Green Bay Packers quarterback Jordan Love is having a fantastic season. He's completed 70 percent of his passes, has nine touchdowns to just two turnovers, and is commanding one of the top NFC contenders.
In a year where the MVP race is wide open thanks to injuries and sub-par play from the likes of Patrick Mahomes and Jalen Hurts, why then isn't Love getting, well, the love in the MVP discussion?
Head to your mega-media source of sports information this week, and Baker Mayfield is plastered all over the front page as an MVP candidate. Love got some of that attention early, but it's waned in the wake of the loss-tie-bye noise and a less-than-emphatic win over Cincinnati.
Despite Baker Mayfield's surge, Jordan Love remains a key MVP contender for the Packers
Mayfield certainly deserves to be in the conversation. His team is 5-1, his weapons are hurt or have been hurt, and he has a 12:1 interception ratio. The former No. 1 overall pick is living up to his billing and deserves his flowers in the conversation.

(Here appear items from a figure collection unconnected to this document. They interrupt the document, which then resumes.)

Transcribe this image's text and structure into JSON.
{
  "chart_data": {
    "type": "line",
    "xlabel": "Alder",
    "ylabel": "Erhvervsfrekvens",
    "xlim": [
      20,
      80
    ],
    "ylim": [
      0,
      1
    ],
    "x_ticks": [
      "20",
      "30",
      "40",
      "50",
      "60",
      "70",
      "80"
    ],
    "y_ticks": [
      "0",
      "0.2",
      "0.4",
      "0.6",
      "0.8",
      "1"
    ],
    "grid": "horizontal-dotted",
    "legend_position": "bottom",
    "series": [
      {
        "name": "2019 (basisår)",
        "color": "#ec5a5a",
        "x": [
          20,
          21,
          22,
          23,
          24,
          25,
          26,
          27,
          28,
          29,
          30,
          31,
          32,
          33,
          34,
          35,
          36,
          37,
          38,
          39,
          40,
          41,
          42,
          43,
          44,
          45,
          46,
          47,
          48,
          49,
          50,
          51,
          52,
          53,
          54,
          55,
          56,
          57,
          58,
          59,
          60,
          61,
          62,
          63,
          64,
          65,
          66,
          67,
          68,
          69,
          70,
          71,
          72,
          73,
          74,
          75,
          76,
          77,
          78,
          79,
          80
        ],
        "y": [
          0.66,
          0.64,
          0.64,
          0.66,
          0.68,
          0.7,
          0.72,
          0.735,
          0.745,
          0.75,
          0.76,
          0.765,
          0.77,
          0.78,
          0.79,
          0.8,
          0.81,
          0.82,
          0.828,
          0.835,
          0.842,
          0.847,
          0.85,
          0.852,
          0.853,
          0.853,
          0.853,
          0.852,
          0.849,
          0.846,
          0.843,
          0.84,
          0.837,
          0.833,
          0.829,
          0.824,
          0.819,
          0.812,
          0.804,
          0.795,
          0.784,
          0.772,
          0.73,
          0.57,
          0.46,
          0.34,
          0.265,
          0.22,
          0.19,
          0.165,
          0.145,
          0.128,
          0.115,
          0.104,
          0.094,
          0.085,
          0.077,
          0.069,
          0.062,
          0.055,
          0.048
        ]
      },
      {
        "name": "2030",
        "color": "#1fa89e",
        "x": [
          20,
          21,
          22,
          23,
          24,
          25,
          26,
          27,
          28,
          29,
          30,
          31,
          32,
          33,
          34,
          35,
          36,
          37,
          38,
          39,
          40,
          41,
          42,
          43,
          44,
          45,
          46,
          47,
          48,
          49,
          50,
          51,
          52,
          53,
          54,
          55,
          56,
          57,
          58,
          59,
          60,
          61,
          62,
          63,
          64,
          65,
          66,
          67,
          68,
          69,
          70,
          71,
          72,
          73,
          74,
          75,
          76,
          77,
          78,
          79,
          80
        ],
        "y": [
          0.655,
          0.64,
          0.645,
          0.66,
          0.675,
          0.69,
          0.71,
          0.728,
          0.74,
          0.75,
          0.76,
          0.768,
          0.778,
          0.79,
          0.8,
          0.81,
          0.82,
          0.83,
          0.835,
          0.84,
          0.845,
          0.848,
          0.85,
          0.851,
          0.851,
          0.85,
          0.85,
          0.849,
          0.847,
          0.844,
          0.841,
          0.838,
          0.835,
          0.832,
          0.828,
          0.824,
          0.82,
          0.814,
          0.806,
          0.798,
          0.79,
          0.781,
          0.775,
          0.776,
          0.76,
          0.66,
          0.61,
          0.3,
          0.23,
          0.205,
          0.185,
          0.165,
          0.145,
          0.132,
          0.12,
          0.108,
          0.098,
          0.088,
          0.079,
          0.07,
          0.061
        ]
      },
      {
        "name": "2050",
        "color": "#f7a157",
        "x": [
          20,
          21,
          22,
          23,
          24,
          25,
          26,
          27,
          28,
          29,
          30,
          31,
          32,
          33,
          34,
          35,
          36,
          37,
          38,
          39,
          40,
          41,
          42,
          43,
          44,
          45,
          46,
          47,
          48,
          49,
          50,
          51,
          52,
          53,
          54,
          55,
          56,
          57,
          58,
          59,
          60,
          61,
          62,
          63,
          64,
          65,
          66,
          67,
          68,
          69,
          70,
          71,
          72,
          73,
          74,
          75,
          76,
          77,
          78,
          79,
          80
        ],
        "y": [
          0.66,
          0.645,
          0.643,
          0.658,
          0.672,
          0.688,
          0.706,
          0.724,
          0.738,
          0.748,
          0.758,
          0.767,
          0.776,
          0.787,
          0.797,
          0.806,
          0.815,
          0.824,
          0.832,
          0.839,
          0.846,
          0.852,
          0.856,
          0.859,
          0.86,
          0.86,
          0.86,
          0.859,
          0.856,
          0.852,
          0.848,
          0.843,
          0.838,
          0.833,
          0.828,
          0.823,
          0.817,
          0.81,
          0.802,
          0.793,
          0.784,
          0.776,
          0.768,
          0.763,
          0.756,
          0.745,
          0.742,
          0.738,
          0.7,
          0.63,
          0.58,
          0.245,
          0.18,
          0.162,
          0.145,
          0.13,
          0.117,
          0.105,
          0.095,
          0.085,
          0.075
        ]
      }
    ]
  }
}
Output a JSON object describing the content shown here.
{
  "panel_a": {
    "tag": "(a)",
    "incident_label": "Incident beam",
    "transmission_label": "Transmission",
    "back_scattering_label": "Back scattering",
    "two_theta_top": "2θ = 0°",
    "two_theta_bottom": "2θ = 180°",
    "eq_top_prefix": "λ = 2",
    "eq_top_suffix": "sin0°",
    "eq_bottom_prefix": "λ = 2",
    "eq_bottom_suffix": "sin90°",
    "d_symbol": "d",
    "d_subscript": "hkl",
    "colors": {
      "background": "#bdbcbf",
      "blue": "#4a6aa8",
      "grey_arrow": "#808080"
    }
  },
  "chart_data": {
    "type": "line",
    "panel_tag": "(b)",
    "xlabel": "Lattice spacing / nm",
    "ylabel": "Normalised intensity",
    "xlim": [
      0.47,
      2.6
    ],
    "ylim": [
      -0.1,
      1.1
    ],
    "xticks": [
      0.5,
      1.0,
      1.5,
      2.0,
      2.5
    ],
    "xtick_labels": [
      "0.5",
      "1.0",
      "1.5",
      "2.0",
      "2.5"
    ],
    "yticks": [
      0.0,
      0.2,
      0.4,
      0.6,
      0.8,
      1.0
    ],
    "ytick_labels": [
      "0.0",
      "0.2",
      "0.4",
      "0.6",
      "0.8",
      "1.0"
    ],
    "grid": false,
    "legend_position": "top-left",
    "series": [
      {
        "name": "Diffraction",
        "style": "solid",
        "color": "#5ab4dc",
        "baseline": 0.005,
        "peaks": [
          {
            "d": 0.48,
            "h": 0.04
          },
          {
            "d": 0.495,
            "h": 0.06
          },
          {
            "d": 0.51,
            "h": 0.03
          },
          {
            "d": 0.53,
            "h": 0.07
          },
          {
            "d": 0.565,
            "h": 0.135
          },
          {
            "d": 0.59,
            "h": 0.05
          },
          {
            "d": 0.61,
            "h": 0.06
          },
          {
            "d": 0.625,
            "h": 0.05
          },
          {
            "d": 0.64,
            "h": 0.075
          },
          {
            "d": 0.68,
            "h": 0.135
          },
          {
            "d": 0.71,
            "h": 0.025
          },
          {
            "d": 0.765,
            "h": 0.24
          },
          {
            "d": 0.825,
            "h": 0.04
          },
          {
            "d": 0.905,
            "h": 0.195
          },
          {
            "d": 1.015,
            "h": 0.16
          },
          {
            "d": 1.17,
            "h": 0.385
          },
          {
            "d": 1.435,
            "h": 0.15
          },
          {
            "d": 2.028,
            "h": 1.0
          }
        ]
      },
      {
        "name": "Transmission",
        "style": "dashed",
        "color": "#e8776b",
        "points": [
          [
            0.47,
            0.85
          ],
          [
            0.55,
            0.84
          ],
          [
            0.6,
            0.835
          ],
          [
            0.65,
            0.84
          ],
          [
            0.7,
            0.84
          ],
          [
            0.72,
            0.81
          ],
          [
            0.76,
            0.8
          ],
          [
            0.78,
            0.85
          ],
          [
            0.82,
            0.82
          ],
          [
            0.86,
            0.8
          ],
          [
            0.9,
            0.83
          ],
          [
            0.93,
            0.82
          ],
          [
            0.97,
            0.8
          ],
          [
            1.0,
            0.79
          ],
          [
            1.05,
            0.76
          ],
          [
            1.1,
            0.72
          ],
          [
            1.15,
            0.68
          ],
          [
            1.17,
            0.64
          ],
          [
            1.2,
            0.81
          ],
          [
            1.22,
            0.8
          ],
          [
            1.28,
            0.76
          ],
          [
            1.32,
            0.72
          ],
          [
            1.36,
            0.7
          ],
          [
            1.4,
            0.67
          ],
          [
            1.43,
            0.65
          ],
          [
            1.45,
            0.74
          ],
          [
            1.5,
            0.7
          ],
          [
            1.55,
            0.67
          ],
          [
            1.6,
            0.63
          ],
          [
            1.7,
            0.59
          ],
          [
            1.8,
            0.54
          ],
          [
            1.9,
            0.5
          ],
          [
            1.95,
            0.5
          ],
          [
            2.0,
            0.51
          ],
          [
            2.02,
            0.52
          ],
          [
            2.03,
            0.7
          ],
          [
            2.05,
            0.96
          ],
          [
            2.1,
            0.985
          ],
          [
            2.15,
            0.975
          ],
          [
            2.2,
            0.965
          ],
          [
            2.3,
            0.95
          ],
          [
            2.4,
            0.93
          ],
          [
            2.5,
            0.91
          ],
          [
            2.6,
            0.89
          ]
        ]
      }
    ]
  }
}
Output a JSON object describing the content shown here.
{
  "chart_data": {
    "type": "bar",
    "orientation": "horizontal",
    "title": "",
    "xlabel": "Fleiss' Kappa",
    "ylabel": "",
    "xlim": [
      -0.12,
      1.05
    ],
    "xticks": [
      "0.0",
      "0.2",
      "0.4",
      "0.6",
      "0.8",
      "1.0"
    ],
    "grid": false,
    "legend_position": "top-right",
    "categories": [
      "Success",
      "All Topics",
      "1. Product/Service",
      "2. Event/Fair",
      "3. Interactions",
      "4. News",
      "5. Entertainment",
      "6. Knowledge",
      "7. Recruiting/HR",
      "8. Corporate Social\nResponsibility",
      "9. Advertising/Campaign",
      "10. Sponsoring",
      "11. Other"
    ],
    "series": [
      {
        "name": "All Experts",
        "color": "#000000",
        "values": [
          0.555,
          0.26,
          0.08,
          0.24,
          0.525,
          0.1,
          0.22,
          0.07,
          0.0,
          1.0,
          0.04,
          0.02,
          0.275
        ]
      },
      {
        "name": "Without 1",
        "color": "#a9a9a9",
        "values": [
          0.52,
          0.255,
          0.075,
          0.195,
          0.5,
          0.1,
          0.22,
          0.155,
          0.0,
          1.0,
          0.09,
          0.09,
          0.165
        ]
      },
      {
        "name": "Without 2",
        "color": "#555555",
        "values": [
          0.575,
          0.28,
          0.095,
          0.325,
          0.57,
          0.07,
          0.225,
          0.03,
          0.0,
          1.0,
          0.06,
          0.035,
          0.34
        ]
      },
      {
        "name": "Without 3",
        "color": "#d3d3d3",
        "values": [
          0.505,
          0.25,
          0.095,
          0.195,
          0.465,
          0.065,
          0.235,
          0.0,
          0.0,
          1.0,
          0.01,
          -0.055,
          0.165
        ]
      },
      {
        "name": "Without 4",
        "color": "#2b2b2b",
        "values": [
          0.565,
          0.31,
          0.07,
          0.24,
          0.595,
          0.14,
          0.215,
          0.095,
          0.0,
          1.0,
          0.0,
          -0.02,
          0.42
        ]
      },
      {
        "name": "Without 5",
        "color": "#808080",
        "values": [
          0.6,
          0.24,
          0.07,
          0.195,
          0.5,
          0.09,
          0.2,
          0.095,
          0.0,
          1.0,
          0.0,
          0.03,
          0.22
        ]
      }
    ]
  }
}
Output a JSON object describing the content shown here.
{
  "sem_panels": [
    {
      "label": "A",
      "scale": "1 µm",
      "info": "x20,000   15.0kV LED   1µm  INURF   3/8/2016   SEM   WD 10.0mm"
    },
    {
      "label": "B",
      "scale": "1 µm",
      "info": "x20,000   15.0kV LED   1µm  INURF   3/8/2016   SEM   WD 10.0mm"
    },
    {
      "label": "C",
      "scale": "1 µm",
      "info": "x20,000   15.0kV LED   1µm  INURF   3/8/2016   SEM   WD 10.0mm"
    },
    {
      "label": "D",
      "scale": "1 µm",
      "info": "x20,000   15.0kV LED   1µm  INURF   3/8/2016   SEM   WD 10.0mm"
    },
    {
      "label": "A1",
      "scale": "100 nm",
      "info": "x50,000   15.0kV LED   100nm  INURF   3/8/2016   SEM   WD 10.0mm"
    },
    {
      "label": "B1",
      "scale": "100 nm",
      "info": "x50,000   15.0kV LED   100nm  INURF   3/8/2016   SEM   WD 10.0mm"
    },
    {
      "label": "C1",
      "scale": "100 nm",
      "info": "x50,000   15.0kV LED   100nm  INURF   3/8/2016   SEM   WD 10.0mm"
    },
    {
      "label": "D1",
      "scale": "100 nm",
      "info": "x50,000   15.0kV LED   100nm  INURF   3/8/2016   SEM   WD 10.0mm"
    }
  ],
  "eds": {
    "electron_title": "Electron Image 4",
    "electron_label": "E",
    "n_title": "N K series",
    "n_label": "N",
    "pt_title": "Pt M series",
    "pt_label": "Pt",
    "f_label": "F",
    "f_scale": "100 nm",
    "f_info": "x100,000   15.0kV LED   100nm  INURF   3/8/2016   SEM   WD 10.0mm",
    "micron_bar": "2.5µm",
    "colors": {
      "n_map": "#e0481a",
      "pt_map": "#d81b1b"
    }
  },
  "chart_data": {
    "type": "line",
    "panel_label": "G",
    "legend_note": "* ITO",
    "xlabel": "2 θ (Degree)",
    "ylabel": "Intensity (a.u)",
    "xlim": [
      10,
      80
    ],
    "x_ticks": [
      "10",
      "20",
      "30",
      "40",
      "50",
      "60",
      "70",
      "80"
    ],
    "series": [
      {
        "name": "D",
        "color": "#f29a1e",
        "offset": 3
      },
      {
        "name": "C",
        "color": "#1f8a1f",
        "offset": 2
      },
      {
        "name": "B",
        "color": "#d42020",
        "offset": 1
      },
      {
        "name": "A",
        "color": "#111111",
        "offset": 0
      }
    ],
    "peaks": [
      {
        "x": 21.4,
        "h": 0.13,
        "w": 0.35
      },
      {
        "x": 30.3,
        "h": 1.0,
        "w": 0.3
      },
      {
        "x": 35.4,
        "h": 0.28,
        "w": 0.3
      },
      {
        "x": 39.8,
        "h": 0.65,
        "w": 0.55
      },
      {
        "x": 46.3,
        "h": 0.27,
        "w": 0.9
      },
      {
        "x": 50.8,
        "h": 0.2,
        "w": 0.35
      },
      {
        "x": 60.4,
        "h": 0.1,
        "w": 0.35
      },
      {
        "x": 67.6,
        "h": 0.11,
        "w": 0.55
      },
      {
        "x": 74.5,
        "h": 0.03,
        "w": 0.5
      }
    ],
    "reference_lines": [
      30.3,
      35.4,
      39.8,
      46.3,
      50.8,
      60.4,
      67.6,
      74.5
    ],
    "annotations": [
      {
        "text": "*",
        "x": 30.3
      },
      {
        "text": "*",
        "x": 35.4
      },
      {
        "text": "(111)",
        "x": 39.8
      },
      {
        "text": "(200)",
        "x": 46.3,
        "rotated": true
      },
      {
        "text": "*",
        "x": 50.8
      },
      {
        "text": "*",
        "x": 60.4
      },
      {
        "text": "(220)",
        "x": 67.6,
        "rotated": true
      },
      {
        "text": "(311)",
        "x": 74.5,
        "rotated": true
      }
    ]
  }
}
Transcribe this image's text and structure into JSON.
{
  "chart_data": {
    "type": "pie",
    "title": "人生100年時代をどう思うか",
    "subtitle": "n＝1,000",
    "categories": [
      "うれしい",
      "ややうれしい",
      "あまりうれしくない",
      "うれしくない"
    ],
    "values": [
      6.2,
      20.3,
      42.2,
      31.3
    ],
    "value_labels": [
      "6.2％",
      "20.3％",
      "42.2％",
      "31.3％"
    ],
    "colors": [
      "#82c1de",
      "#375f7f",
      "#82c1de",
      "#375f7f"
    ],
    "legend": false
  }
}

Both Mayfield and Love are still trailing Josh Allen and Patrick Mahomes in the sportsbook odds, at least according to FanDuel. Those are the only players Mayfield is trailing, though, as he carries +470 odds. Love is right behind him in the pecking order, tied with Jared Goff, at +1500.
Love is in the conversation, but he is losing ground with Mayfield's surge. There's really only one way Love gains that ground back, and it's by winning and continuing to light up his stat sheet.
RELATED: Shocking NFC retirement just pushed the door wide open for Packers
The next four games certainly offer an opportunity to do both. The Cardinals, Steelers, Panthers, and Eagles have all had their ups and downs, but each has proven to struggle against crisp, calculated quarterback play.
It's tough to get into that conversation without suggesting another undefeated streak, which Packers fans obviously would rather ignore after the 2-0 start slid the way it did. But that's the reality of the award. Handle business, protect the football, and shine in primetime.
Speaking of primetime, that's really the moment for Love.
Aaron Rodgers will be on the other sideline, and while he isn't playing at an MVP level, he is playing much closer to the Green Bay version of himself than whatever the Jets got out of him. The Steelers' defense will be his actual test, but limiting turnovers against that unit and out-dueling his predecessor would certainly shift a ton of focus toward Love for the second half of the 2025 campaign.
Of course, it's a long season, and Love doesn't exactly have a mountain to climb in the race to the MVP. He's just on the cusp of doing what Mayfield is doing right now. But to do so, he'll have to capitalize on the makeup of the MVP race and do his part in shutting up any Packers detractors out there to get ahead in the conversation instead of playing catch-up.